According to the recently published article written by Rene Letourneau of Healthcare Finance News, the number of physician assistants practicing in the US is double – you read that right – double what it was just 10 years ago.  Currently, there are over 83,000 practicing physician assistants in the US.  Clearly, the physician assistant medicine is coming of age, and PAs are needed now more than ever.

A few other promising statistics:

  • PAs (and NPs) can perform 85% of the duties of physicians
  • Their patient outcomes are the same as those of physicians
  • PA salary, calculated by the author at an average of $92,000 per year is very respectable, while their education costs from 1/3rd to 1/10th that of doctors.
  • Patients seem (by a small margin) to be more satisfied with the care they receive from PAs than from doctors.  The authors hypothesize that by seeing slightly fewer patients than physicians, physician assistants have more time with patients, and may therefore do a better job at explaining their care to patients.  (Ask a physician sometime how he or she would like to change their work, and you’ll usually hear them say something like: “I wish I could see fewer patients so that I can have more time to provide good care.”

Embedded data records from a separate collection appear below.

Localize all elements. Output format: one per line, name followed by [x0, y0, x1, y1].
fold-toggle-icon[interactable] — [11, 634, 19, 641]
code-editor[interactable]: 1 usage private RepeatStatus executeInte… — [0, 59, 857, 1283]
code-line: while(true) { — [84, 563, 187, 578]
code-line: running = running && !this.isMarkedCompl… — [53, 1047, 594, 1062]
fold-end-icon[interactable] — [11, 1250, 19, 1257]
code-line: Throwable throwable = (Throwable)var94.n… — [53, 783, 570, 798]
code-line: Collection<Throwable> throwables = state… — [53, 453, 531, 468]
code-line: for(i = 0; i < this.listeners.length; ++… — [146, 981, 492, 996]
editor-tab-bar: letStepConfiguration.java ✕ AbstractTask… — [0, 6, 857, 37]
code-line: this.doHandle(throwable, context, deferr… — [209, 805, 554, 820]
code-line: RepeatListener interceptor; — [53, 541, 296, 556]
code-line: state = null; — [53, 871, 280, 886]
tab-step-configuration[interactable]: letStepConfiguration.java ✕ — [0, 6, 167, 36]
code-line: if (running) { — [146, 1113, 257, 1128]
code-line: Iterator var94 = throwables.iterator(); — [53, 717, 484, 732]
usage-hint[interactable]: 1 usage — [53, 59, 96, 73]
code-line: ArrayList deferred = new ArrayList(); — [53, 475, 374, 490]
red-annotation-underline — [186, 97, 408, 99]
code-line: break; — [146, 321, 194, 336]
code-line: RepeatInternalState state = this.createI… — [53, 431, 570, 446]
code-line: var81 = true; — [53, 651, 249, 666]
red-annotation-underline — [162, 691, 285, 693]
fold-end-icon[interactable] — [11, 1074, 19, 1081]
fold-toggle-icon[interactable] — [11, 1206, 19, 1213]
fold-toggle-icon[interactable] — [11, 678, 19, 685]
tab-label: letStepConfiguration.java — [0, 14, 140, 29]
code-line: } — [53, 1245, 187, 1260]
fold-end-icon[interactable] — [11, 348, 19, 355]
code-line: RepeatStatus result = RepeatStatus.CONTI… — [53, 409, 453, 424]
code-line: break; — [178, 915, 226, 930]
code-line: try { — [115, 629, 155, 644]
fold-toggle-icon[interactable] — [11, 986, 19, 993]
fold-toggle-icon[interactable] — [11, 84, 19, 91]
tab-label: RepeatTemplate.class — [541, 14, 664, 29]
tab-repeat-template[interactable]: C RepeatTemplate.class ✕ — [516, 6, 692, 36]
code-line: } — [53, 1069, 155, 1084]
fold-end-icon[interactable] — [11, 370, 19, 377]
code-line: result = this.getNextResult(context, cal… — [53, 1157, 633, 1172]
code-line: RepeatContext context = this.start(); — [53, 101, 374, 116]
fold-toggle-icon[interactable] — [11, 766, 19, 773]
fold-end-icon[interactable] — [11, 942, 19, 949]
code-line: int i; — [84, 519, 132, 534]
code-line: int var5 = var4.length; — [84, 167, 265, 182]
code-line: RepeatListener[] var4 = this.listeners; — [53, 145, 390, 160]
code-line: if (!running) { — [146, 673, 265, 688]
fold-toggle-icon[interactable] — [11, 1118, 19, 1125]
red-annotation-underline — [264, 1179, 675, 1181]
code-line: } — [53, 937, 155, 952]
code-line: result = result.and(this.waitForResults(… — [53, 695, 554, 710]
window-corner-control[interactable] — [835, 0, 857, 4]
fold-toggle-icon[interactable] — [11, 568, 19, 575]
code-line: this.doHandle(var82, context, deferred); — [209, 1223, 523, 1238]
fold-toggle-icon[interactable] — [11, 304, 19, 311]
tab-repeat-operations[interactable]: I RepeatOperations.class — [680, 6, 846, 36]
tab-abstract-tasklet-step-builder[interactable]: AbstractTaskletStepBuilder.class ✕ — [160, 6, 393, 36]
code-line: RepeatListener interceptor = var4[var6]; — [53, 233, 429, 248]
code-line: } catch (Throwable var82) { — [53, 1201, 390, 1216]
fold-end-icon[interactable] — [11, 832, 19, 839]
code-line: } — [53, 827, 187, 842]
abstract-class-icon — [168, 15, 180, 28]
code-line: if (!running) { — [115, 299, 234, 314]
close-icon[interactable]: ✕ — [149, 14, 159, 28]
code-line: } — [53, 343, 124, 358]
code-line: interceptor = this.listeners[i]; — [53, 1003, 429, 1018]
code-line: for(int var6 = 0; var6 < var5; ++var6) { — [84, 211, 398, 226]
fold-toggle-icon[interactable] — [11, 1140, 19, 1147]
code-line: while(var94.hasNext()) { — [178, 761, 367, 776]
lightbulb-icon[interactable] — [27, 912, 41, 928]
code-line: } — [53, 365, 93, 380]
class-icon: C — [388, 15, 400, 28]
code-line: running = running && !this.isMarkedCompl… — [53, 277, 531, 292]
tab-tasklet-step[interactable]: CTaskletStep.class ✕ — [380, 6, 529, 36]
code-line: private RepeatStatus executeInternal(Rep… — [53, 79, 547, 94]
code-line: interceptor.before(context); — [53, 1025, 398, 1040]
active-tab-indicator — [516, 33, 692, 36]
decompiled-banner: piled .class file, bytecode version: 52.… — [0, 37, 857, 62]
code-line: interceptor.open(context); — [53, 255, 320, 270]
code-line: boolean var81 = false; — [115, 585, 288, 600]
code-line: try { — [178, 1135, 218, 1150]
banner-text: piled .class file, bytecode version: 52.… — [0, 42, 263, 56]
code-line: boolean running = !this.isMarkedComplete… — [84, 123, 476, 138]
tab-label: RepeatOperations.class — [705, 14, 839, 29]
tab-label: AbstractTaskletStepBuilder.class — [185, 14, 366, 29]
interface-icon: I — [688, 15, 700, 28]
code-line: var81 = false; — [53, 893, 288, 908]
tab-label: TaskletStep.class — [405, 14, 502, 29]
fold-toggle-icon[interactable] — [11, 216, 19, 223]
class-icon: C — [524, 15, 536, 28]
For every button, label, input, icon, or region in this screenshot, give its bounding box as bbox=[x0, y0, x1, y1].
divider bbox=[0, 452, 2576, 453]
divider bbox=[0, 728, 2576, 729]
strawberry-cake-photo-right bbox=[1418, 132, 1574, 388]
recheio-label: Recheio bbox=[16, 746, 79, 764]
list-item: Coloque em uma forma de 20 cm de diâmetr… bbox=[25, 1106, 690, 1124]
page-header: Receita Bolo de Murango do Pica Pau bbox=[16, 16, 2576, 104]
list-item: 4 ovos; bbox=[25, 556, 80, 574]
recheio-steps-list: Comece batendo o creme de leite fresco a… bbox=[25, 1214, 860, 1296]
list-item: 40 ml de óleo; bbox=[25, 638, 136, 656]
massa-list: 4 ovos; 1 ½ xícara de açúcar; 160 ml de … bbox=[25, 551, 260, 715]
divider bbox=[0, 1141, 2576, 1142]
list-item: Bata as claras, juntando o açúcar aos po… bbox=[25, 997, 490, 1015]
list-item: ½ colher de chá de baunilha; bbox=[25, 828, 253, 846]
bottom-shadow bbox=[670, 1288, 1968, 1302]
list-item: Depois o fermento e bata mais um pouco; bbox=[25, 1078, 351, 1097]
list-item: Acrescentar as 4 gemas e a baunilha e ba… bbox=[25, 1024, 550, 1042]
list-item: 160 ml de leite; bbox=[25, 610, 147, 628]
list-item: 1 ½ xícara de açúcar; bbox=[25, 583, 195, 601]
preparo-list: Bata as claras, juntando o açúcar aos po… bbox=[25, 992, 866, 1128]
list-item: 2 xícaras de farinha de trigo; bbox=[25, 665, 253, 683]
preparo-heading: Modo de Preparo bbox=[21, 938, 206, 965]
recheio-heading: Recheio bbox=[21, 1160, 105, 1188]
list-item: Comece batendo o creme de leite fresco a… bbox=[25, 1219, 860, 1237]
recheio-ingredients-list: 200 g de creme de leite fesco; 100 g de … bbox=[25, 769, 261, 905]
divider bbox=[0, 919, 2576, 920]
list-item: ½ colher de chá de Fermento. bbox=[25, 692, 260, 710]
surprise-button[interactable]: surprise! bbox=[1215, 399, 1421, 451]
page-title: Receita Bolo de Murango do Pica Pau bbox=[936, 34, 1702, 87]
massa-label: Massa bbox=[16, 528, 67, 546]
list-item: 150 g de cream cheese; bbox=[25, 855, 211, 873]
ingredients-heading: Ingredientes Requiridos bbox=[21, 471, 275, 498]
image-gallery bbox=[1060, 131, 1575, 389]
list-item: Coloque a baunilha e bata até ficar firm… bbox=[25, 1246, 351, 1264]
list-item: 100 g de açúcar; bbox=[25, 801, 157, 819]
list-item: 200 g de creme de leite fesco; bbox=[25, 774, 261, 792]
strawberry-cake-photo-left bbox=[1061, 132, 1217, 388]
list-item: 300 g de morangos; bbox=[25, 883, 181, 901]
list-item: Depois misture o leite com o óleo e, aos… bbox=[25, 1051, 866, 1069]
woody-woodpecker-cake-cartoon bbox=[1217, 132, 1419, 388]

So do these statistics mean that the physician assistant workforce will soon be bloated, no longer needing new PA students?

Absolutely not.

The 10-year growth rate of the physician assistant profession is 39%, and shortages of PAs, even with the increases in physician assistant training program enrollment make it likely that PAs will be in short supply for at least the next 20 years. 

Yes, it’s a great time to become a PA.